Rina’s apartment, whose holdings Marcela must organize before it can be let go, is an invitation for her to step outside. Rina’s friends mention that she was a fascinating person—someone, we sense, Marcela isn’t, at least not in her own eyes. Rina has left behind her wigs, hats and myriad accessories. In one scene, Marcela slips on a pair of dark glasses, lipstick and a black wig and, as her son Nahael intones in a high-pitched voice, enacts an alluring pantomime in front of a mirror. Such moments, when Marcela tries out a more daring persona, with the help of her children, feel particularly tender. Alché, who herself starred in Lucrecia Martel's The Holy Girl (2004), is clearly at home capturing fleeting emotions of her ensemble cast.

In an interview at BFI, the French director Céline Sciamma said that to enter women’s lives one must share their loneliness. This is precisely the effect that Alché’s creates: Marcela’s solitude grows and amplifies, as she slowly inhabits her sister’s apartment. She’s not always alone. Elderly guests appear, though we can’t always be sure that they’re not ghosts of family members or Marcela’s imaginings. This is partly because these guests disappear as quickly as they emerge, and partly due to Marcela’s disassociation, as she twirls, wrapped inside Rina’s curtains, like in a cocoon. Even the light temperature changes—from the murkiness of Marcela’s apartment, to the bright cool light that floods Rina’s. In the delicately staged scenes, in which Marcela serves tea to the elderly companions, that light—oddly pale, washed out—makes it seem as if we’ve dipped into a different dimension, part memory and part fantasy. 

Marcela slowly revives through a brief romance with a younger man, Nacho (Esteban Bigliardi), a friend of one of her daughters. Their encounter at Marcela’s home is wonderfully framed by, on one hand, the prosaic help that Nacho offers Marcela (trained in mechanics, he fixes her washing machine), and, on the other, their immediate and uncanny intimacy. As they chat in the kitchen, Marcela suddenly wretches violently into the sink. The jarring scene hints at the extent of Marcela’s tenseness. The anxious question that she earlier posed to her husband, “Can I count on you?” now finds an answer in a stranger.

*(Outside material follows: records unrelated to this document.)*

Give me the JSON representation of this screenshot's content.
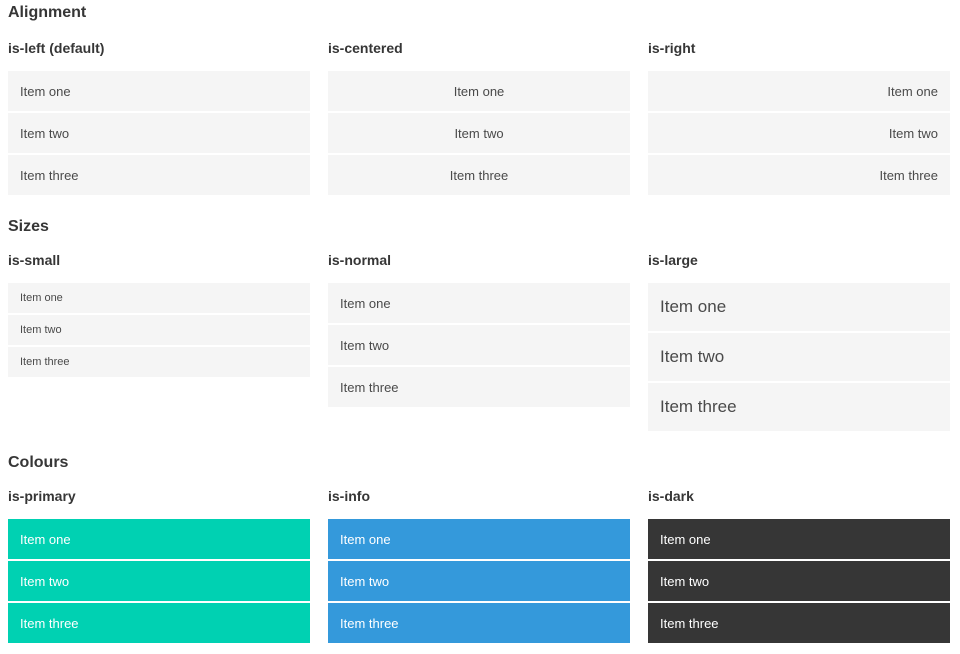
{
  "colors": {
    "page_background": "#ffffff",
    "item_background_light": "#f5f5f5",
    "primary": "#00d1b2",
    "info": "#3499db",
    "dark": "#363636",
    "heading_text": "#363636",
    "item_text": "#4a4a4a",
    "item_text_on_color": "#ffffff"
  },
  "sections": [
    {
      "title": "Alignment",
      "columns": [
        {
          "heading": "is-left (default)",
          "items": [
            "Item one",
            "Item two",
            "Item three"
          ]
        },
        {
          "heading": "is-centered",
          "items": [
            "Item one",
            "Item two",
            "Item three"
          ]
        },
        {
          "heading": "is-right",
          "items": [
            "Item one",
            "Item two",
            "Item three"
          ]
        }
      ]
    },
    {
      "title": "Sizes",
      "columns": [
        {
          "heading": "is-small",
          "items": [
            "Item one",
            "Item two",
            "Item three"
          ]
        },
        {
          "heading": "is-normal",
          "items": [
            "Item one",
            "Item two",
            "Item three"
          ]
        },
        {
          "heading": "is-large",
          "items": [
            "Item one",
            "Item two",
            "Item three"
          ]
        }
      ]
    },
    {
      "title": "Colours",
      "columns": [
        {
          "heading": "is-primary",
          "items": [
            "Item one",
            "Item two",
            "Item three"
          ]
        },
        {
          "heading": "is-info",
          "items": [
            "Item one",
            "Item two",
            "Item three"
          ]
        },
        {
          "heading": "is-dark",
          "items": [
            "Item one",
            "Item two",
            "Item three"
          ]
        }
      ]
    }
  ]
}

Since Nacho expected to go abroad and gave up his apartment, he’s left stranded, unmoored. And so he joins Marcela on her trip, to visit an abandoned plot of land that belongs to her family. The land too turns out to be submerged: flooded and overgrown with reeds and, metaphorically, buried by her family’s willful silence about its past. In this murky terrain, Marcela finally unwinds. “I don’t know where we are,” she suggestively tells Nacho, and smiles.

Thanks to Alché’s nuanced script, the distance that Marcela carves out between her and her family by embarking on an affair doesn’t lead to a grand deception, or a permanent break. On the contrary, her flotsam romance grants her a respite, and then a way back. Marcela’s taste of autonomy makes her speak out at the next family dinner about her grandmother’s unhappy marriage and secret trysts with another man, in the country. It’s only then, once Marcela positions herself as a truth teller—an outer of family secrets—that she can reemerge.